The index is built through estimates of the size of the insurance protection gap (IPG) in these markets and their ability to consume it. The IPG represents the difference between the insurance coverage that is necessary and beneficial to the market, and the amount of that coverage actually purchased.
The global IPG has reached $5.77 trillion, or 658 basis points of global GDP, according to MAPFRE. The life segment accounts for 70.8% ($4.09 trillion) of the IPG, with the non-life segment accounting for the remaining 29.2%, or $1.7 trillion.

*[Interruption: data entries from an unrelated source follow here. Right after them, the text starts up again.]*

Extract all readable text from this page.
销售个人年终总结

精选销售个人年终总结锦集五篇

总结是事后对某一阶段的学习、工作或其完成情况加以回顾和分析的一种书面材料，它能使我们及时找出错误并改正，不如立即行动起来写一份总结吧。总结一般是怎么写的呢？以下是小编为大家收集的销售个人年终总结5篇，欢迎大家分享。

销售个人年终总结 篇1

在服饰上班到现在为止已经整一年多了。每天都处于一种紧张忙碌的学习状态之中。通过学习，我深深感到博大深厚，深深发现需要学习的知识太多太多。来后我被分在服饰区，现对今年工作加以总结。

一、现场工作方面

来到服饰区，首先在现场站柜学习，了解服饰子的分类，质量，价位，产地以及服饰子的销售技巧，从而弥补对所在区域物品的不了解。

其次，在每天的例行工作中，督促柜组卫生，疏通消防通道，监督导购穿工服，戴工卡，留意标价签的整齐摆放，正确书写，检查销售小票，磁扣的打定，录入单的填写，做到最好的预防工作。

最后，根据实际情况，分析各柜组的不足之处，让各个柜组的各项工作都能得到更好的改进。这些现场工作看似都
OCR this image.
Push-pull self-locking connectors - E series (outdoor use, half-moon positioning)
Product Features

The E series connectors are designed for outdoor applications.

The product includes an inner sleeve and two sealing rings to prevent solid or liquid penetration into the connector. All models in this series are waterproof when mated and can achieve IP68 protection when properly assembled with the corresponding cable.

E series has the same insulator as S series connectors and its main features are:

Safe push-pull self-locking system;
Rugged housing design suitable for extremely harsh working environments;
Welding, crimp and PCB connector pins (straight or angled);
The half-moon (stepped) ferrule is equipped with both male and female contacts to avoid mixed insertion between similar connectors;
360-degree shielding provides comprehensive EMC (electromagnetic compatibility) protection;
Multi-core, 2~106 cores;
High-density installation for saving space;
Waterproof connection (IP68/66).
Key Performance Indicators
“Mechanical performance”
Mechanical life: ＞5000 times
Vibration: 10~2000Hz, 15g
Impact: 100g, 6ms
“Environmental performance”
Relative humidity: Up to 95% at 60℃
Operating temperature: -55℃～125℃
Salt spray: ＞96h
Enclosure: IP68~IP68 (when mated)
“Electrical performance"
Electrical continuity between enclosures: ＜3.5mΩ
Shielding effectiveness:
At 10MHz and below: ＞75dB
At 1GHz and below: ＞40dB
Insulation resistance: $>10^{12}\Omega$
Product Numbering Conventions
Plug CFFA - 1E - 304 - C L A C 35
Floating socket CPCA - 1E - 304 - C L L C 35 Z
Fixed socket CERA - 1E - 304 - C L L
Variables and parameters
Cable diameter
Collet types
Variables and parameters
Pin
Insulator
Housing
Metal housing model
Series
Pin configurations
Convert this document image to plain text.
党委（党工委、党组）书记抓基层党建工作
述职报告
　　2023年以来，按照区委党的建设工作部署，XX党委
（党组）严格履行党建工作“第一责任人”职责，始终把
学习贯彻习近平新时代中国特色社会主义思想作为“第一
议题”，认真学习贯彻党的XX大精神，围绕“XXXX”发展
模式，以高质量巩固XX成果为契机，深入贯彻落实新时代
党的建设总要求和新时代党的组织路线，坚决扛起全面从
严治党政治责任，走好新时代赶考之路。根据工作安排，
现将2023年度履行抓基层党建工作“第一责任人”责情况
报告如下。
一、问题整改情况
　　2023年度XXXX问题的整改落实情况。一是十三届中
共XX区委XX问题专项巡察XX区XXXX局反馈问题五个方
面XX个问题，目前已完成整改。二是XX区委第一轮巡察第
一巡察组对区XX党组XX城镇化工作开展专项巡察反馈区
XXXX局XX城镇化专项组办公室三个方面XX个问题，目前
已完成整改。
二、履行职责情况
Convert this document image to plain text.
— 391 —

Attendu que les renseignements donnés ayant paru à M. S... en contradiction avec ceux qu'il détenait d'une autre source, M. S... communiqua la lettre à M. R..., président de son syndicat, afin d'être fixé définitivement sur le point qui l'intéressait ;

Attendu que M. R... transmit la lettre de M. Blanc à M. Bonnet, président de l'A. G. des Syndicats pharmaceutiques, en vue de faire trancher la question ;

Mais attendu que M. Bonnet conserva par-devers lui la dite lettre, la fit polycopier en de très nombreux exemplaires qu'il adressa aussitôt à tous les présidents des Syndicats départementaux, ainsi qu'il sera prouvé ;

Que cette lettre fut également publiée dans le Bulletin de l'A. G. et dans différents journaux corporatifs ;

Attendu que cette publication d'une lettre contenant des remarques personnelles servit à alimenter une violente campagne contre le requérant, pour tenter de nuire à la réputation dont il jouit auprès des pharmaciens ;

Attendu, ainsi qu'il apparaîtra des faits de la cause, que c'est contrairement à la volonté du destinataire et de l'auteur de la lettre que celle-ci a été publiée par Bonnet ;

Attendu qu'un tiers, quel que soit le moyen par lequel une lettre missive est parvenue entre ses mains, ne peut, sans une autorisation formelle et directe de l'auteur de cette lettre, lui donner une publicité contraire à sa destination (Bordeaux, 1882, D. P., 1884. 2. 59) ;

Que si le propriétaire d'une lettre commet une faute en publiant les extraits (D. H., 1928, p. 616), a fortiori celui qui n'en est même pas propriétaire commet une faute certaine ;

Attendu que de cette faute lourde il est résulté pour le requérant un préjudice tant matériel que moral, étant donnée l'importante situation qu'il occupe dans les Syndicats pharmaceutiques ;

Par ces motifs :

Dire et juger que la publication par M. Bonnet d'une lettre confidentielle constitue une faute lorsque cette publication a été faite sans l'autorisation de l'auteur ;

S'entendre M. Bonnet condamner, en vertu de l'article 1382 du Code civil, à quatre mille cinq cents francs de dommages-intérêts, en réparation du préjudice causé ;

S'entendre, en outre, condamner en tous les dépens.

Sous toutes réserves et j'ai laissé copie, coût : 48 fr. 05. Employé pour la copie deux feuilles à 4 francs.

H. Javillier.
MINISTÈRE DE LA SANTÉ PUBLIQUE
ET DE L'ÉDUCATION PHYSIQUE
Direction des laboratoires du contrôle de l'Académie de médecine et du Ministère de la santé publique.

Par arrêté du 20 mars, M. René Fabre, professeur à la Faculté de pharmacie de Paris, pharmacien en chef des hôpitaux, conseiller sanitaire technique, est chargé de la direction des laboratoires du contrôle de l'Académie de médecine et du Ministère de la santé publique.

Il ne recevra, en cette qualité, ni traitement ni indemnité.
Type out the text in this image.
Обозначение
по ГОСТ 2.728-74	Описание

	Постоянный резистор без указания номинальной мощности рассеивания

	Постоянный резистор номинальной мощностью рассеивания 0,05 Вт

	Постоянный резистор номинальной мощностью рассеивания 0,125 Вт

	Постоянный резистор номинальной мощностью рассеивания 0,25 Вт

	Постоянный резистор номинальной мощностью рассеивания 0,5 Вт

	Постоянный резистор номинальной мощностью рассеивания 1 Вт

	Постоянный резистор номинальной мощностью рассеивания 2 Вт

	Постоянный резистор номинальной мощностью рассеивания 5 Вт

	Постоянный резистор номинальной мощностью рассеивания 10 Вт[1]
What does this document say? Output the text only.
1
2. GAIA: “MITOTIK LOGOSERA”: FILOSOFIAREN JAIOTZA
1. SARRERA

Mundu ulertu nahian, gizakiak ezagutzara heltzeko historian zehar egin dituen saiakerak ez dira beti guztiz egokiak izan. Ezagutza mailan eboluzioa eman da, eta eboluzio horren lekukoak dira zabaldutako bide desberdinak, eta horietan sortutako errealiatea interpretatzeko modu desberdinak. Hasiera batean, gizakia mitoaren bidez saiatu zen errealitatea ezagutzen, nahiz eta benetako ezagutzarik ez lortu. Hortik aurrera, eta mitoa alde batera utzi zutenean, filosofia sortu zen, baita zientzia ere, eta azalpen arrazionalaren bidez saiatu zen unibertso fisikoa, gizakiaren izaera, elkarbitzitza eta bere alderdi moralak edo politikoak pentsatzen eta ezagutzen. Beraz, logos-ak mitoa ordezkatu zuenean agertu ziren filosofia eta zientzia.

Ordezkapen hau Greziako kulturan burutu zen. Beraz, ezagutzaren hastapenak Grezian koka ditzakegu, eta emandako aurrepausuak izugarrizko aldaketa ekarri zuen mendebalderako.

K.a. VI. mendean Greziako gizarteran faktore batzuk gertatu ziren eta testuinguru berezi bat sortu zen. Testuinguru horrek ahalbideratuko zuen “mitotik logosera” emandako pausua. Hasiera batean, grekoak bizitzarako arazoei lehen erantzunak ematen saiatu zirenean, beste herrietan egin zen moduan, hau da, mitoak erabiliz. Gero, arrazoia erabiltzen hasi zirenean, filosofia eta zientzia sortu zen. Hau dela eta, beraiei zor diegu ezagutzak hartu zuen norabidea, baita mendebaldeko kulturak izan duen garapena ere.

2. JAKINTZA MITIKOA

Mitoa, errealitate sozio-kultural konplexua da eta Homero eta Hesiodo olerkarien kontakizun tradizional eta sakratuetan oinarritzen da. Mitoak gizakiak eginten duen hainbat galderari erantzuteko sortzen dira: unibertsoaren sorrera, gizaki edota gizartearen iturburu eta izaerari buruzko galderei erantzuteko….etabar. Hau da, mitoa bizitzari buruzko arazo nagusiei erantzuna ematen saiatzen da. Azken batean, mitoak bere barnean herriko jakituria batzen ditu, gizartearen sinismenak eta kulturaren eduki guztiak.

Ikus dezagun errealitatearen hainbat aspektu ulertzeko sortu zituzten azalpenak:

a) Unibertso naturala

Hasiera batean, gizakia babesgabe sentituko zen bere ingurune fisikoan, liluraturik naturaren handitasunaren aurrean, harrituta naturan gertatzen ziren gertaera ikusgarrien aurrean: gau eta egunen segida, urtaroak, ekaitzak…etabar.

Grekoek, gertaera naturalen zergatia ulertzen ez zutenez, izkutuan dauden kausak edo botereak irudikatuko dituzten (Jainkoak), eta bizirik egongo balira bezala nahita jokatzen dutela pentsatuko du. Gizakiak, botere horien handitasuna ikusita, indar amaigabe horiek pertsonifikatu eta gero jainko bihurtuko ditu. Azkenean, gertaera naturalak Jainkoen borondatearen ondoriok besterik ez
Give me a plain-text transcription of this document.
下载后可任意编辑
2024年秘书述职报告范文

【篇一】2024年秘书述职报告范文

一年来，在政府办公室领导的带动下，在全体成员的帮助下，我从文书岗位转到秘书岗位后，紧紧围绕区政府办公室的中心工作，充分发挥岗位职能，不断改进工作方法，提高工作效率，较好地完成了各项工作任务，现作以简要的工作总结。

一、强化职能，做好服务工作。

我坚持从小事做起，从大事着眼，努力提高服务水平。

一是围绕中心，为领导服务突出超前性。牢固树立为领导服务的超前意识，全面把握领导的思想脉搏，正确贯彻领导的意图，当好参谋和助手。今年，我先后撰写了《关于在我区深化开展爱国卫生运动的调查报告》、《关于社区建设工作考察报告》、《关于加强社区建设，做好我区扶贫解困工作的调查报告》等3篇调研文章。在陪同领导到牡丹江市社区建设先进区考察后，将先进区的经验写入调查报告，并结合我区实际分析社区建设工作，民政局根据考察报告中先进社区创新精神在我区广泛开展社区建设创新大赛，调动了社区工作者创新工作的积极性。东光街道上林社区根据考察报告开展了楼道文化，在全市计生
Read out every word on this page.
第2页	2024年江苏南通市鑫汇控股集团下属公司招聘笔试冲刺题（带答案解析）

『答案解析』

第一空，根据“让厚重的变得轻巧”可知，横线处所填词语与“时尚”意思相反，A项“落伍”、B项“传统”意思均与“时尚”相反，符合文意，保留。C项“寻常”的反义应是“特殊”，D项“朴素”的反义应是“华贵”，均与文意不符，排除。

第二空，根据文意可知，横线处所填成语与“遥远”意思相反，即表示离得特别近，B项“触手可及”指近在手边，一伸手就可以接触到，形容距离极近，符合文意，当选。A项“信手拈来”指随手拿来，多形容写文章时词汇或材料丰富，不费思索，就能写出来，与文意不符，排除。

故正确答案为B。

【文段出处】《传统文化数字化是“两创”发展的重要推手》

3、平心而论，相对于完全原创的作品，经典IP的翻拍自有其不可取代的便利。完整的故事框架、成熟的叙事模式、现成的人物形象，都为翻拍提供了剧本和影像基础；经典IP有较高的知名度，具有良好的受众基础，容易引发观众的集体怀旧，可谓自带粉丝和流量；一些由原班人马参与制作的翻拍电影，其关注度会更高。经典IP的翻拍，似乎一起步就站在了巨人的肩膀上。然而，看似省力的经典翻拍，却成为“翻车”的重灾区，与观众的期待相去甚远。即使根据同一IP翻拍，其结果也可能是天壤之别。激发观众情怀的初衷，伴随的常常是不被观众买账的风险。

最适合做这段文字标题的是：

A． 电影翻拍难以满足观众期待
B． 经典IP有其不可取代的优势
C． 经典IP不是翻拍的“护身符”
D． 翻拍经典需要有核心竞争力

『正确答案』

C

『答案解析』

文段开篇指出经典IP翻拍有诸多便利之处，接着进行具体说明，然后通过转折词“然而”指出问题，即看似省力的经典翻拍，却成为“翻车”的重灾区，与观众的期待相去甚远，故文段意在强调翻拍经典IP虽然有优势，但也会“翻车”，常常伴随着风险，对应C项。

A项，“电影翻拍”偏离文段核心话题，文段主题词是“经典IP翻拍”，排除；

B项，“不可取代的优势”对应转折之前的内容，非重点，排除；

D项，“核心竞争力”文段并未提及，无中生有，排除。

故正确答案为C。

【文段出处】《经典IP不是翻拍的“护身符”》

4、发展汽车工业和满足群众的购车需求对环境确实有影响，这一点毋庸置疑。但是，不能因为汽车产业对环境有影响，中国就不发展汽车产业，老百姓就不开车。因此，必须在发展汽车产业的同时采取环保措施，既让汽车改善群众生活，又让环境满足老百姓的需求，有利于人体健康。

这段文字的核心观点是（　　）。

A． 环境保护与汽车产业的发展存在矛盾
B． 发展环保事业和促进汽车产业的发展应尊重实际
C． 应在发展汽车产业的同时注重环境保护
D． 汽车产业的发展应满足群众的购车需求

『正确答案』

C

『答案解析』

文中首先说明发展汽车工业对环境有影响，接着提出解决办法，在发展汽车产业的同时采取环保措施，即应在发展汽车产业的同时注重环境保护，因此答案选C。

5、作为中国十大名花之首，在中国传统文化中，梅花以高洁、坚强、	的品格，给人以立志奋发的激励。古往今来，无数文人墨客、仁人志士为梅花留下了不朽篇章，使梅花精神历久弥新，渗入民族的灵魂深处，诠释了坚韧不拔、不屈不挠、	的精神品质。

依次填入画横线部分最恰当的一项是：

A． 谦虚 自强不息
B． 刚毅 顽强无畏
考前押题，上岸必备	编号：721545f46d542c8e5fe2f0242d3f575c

“More than 70% of the current gap is explained by the underinsurance of emerging countries,” said Manuel Aguilera, MAPFRE Economics general manager. “In this sense, the aging populations, their income growth, and size are factors that determine the widening insurance gap for the life business in these countries. The IPG in the non-life business has also grown over the last three decades, although significantly less.”
The MAPFRE GIP also accounts for other variables, including penetration, economy size, and population size, in order to rank markets based on their contribution to closing the global insurance gap. In order to be ranked highly, markets need to be large (as measured by GDP) and also need to have adequate capacity to close their own IPG.
However, MAPFRE also recognized the value of markets that have capacity to close their own IPG, but have relatively little economic weight.
“For example, there are three countries – Egypt, Pakistan and Nigeria – that, in the next few years could be contenders in the life segment for the top 10 positions currently occupied by other emerging markets,” MAPFRE said in a statement. “Within the non-life line, Pakistan, Egypt, Bangladesh, Nigeria and the Philippines (in that order) have been identified as countries with huge potential to reduce their domestic insurance gap.”